しかし、安全性においていささかの不安があった。
「今日、明日で解決したりは……」
「するわけないだろう、たわけめ」
「ですよね……」
がっくりと肩を落とすリパゼルカ。
申し訳ないが断ることにしようと思った。<暁天>で表彰台に登れないのであれば、行って帰っての魔導列車費用を考えたら参加するメリットが見えない。
それこそ<朝露>ならばダイナクルスで開催されるレースでも良いわけであるし。
テティスの手紙を裏返し、断りの文句を容れようとしたところで、トッテマがふと思いついたかのように言った。
「ああ……そういえば、アレがあったな。アレの試用なら構わんぞ」
「アレって……」
「研究の副産物を利用して、いくつか作った試作の補給食があっただろう。レースにどれほど効果が見込めるか、その辺りのデータを取ってきてくれ。結果が出そうなら、そちらも併用していこう」
「え゛っ」
予想外の展開にリパゼルカは声を硬くした。
味見した際の記憶が、拒否反応を示す。
「なんだ、その反応は。本来はきっちり睡眠取るなり休まないとはっきり回復しない魔法力が、食物を摂取するだけで回復していくんだぞ。自身の魔法力をメインに戦う貴様には必要なものだろう」
「そう、です……」
「種類はビスケットやらジェルやら飲料やらたくさんあるから、全部試してどれが良いか教えてくれ。一番良かったやつを改良して量産してみよう」
砂を噛んだ方がマシなビスケットと、カエルのぬるぬるを舐めた方が美味なジェルと、地面に落ちた雨水が甘露に思える飲料だ。一度味見をして、二度と触れるまいと思っていた悪魔たちが帰ってきた。
トッテマが常食しているハイカロリーのブロッククッキーも大概だが、その上を行く不味さだった。トッテマが試食して「まあまあ」という評価を下して以降、リパゼルカは彼女の舌を全く信じていない。
そんなトッテマが開発した補給食が美味しいはずもなかった。
なんとか回避できないものか。
解決の糸口を求めて、視線をふらふらと彷徨わせ、そして手に保持していたテティスの手紙に目を付けた。

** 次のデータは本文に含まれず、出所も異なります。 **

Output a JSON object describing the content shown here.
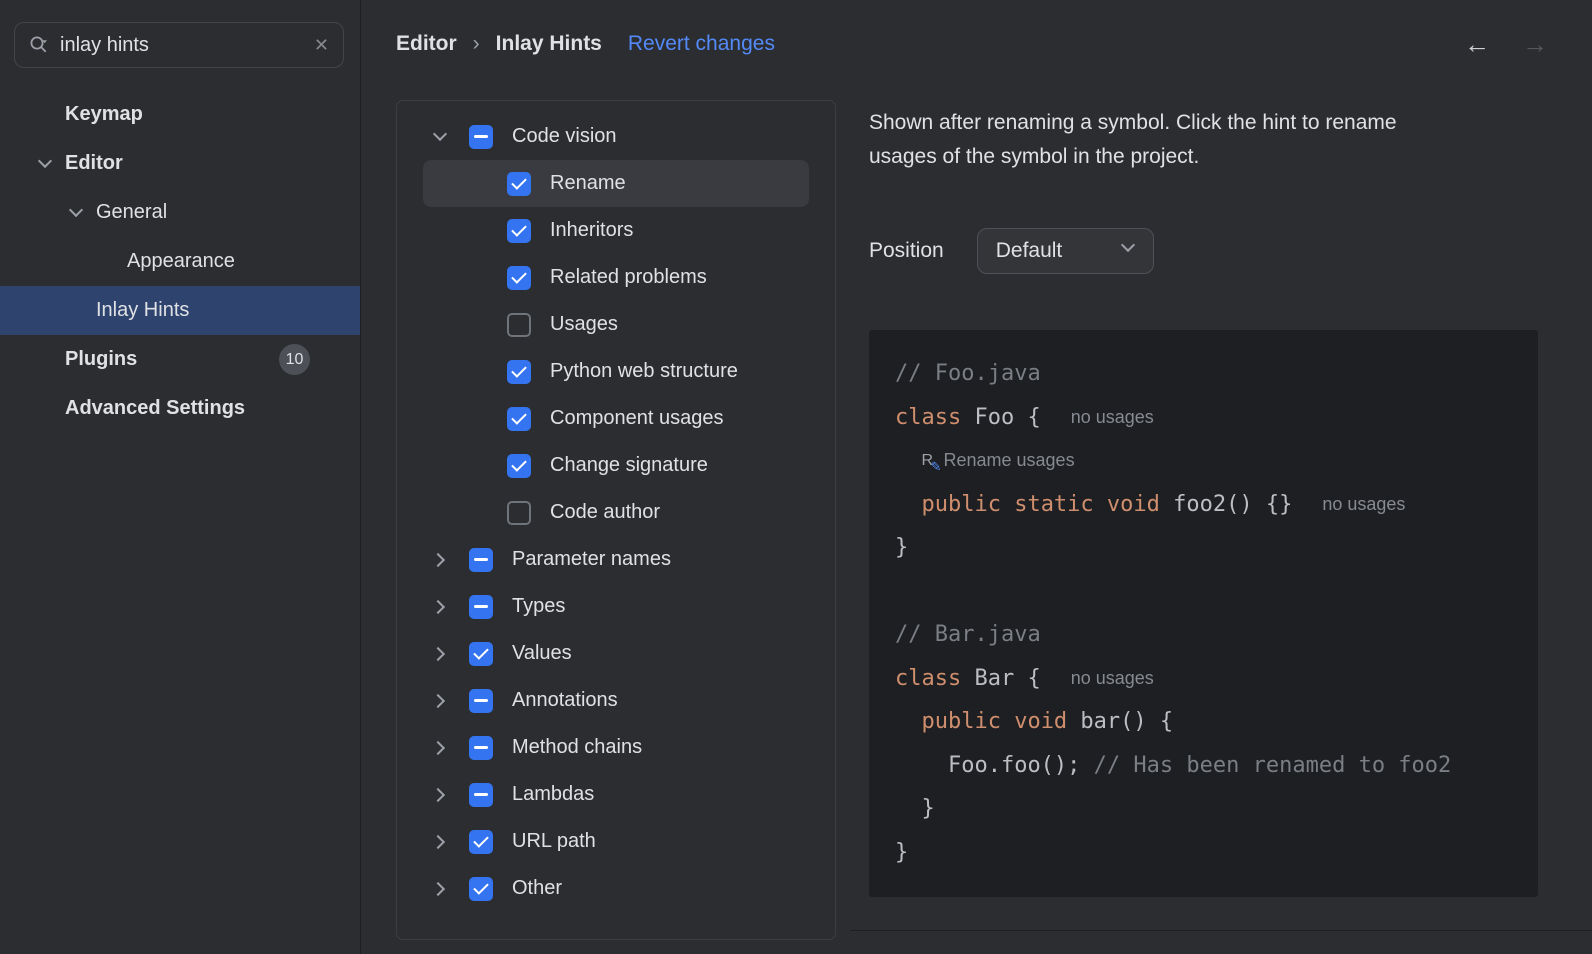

「……トッテマさん、食品なら様々なパターン、誰が食べても想定通りの効果が出るのか、なんてのも知りたいですよね?」
「え? ああ、まあ、そうだな。万人に効果があるなら、それを販売して資金源にするのも有りだろうな」
「それなら試作品を一か月分ぐらいあげる、という形で協力者を募っても構いませんね!?」
「調子に乗って色々作ったのが倉庫にたくさんあるからそれは構わんが……、貴様もちゃんと食べてデータを提出しろよ」
トッテマの最後の台詞は聞かなかったことにしたいと思いつつ、リパゼルカは部屋を後にした。
倉庫に行ってベベルに渡す大量のお土産を見繕う必要があった。